Ronan
Selama seminggu, Ronan mengurusi Ramon. Dia mengecek keadaan anaknya setiap malam, mengingatkan untuk minum obat, dan memasak makanan yang enak. Roman masih tinggal di rumah, sesekali Ronan duduk berdua dengan anak sulungnya dan mereka berbicara santai, lain kesempatan mereka bekerja bersama di gudang, memisahkan barang-barang ibunya yang dibutuhkan untuk konser. Ronan berharap banyak agar hubungan mereka membaik ketika akhirnya Roman bercerita tentang pernikahannya setelah mereka makan malam, dan duduk di undakan rumah, memandangi jalanan.
“Aku ingin mengundang Ayah,” katanya dengan pelan. “Tapi itu terasa salah.”
Dengan sekuat tenaga, Ronan menahan tangis. Dia memandang jari-jarinya yang saling bertaut di antara celah kakinya, tidak ada yang bisa dia katakan. Roman juga melanjutkan dengan cepat. “Ayah tahu kalau aku sangat menyayangi Ibu kan?”

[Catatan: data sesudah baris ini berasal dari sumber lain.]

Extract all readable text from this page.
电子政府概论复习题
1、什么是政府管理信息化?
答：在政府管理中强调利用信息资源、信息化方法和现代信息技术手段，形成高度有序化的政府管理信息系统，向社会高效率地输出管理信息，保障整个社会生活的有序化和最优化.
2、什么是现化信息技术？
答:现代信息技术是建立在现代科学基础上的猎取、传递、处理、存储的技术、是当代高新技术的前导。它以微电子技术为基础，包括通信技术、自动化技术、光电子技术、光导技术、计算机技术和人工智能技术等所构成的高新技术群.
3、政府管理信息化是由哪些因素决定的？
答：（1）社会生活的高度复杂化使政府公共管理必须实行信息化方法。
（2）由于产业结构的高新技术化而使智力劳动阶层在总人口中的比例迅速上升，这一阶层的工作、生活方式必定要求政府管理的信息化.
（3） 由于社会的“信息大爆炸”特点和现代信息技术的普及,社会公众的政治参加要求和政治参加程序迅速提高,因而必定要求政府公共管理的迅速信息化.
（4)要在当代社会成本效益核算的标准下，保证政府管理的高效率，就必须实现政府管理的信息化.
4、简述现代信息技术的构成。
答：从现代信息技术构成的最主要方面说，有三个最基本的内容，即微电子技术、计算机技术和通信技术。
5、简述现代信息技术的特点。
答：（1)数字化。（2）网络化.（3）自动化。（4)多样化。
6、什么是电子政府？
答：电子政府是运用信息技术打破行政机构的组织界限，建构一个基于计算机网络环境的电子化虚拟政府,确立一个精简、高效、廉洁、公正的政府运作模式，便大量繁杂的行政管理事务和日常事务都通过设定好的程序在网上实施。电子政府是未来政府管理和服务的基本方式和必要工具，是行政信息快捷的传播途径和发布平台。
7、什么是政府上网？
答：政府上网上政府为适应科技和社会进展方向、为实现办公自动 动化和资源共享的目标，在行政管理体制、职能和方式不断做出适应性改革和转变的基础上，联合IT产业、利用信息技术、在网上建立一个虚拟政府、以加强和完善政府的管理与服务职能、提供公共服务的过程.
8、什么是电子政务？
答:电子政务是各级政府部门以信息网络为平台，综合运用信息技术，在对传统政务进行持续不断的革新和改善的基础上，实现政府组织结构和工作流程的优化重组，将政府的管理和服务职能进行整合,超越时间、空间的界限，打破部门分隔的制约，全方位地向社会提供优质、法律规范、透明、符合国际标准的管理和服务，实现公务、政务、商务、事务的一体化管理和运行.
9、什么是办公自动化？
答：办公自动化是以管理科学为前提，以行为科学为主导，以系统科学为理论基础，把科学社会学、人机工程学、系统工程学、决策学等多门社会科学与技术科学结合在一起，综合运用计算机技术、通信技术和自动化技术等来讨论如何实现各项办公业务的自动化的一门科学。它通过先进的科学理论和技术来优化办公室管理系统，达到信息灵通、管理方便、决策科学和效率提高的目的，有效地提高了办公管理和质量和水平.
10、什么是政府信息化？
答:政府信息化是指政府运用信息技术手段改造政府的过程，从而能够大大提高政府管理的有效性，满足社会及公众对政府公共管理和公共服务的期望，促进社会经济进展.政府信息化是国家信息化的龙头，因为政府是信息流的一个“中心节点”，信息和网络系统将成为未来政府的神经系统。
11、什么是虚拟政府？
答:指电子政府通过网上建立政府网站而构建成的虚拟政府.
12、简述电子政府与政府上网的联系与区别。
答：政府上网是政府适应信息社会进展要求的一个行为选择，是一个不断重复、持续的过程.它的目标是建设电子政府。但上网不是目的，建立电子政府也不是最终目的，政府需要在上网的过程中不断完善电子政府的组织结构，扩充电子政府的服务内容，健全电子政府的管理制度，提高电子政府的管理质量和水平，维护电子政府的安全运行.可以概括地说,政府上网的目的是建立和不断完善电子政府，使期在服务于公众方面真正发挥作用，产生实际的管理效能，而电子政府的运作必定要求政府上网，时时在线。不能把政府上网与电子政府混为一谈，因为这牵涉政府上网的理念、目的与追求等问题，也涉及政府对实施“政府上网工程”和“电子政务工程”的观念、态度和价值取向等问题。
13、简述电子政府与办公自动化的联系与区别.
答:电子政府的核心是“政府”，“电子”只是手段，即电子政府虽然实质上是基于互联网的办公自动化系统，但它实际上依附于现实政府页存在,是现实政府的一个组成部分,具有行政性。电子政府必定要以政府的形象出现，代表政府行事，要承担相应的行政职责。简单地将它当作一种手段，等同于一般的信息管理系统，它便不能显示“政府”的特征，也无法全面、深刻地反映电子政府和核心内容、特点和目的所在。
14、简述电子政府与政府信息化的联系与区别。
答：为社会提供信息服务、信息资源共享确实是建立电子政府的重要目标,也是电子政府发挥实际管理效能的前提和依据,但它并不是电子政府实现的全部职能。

Ronan mengangguk cepat. Ronan selalu tahu bahwa Roman adalah anak Maesa. Anak itu bahkan telah memilih dengan siapa dia mau bergantung ketika umurnya tiga tahun, dia berlari ke arah ibunya yang baru pulang dari konser, dan meneriakkan kata “ibu” berkali-kali. Dia juga ingat ketika Maesa melahirkan Roman, istrinya tampak sangat bahagia, matanya berbinar cerah. Ketika Roman tumbuh dewasa, dia masih bermanja pada ibunya, tetapi bertindak seperti orang dewasa yang galak di depan Ronan. Ya, Ronan tentu tahu kalau Roman sangat menyayangi Maesa, dan dia berani mengakui kalau kasih sayang anaknya pada Maesa lebih besar daripada dirinya.

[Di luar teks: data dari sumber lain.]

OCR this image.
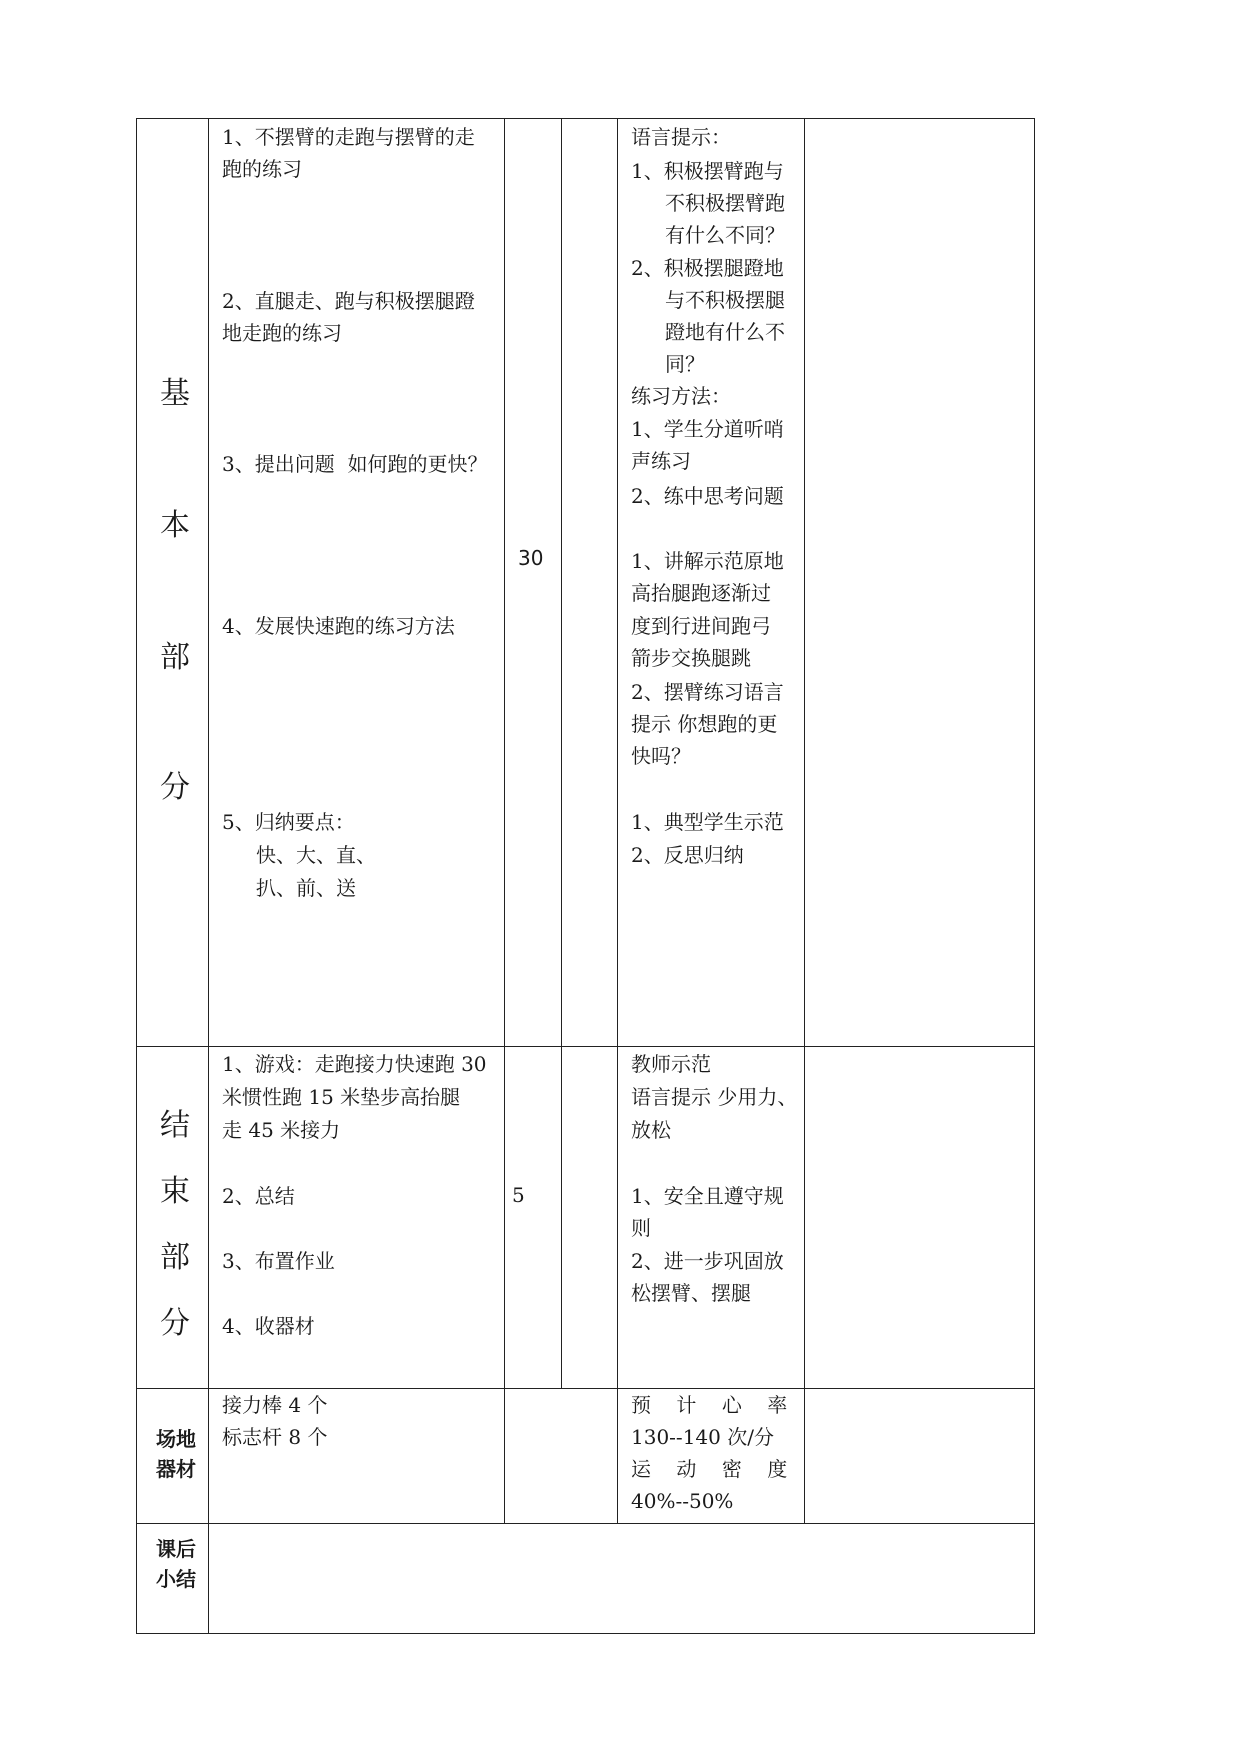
基
本
部
分
1、不摆臂的走跑与摆臂的走
跑的练习
2、直腿走、跑与积极摆腿蹬
地走跑的练习
3、提出问题  如何跑的更快？
4、发展快速跑的练习方法
5、归纳要点：
快、大、直、
扒、前、送
30
语言提示：
1、积极摆臂跑与
不积极摆臂跑
有什么不同？
2、积极摆腿蹬地
与不积极摆腿
蹬地有什么不
同？
练习方法：
1、学生分道听哨
声练习
2、练中思考问题
1、讲解示范原地
高抬腿跑逐渐过
度到行进间跑弓
箭步交换腿跳
2、摆臂练习语言
提示 你想跑的更
快吗？
1、典型学生示范
2、反思归纳
结
束
部
分
1、游戏：走跑接力快速跑 30
米惯性跑 15 米垫步高抬腿
走 45 米接力
2、总结
3、布置作业
4、收器材
5
教师示范
语言提示 少用力、
放松
1、安全且遵守规
则
2、进一步巩固放
松摆臂、摆腿
场地
器材
接力棒 4 个
标志杆 8 个
预    计    心    率
130--140 次/分
运    动    密    度
40%--50%
课后
小结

Roman mengusap matanya. “Ibu ... tidak melihatku menikah, Yah.” Suara Roman berubah serak dan bergetar. “Dia juga tidak akan melihat anakku, tidak melihatku wisuda. Aku tidak bisa membelikannya hadiah ketika mendapat gaji pertama. Aku tidak ... bisa menemuinya lagi.” Ronan menoleh pada anaknya yang sudah menangis di sampingnya, dia ingin mengusap punggung anaknya tapi seluruh tubuhnya membeku. Rasa sedih terserap ke dalam tulang-tulangnya, membuat dia tidak bisa merasakan apa pun kecuali kepedihan. “Dan, rasanya salah kalau Ayah ada di pernikahanku sedangkan Ibu tidak.”
“Ayah mengerti,” kata Ronan. Dia menepuk-nepuk lututnya. “Ayah mengerti.”
Roman menggeleng. “Ayah tidak mengerti.”
Mereka terdiam. Mata mereka menatap lurus ke depan. Roman mengusap air matanya dengan ujung kaus, lalu memejamkan mata. Sedangkan Ronan memandang rumah tetangganya yang bersinar terang, dia bertanya-tanya bagaimana rasanya berada dalam kehidupan orang lain, apakah akan seburuk miliknya?
“Jadi, bagaimana keadaan istrimu?” tanya Ronan setelah beberapa menit. “Kamu sudah meneponnya?”
Roman tidak lekas menjawab. Dia tidak menatap ayahnya ketika mengatakan, “Kami baik-baik saja.”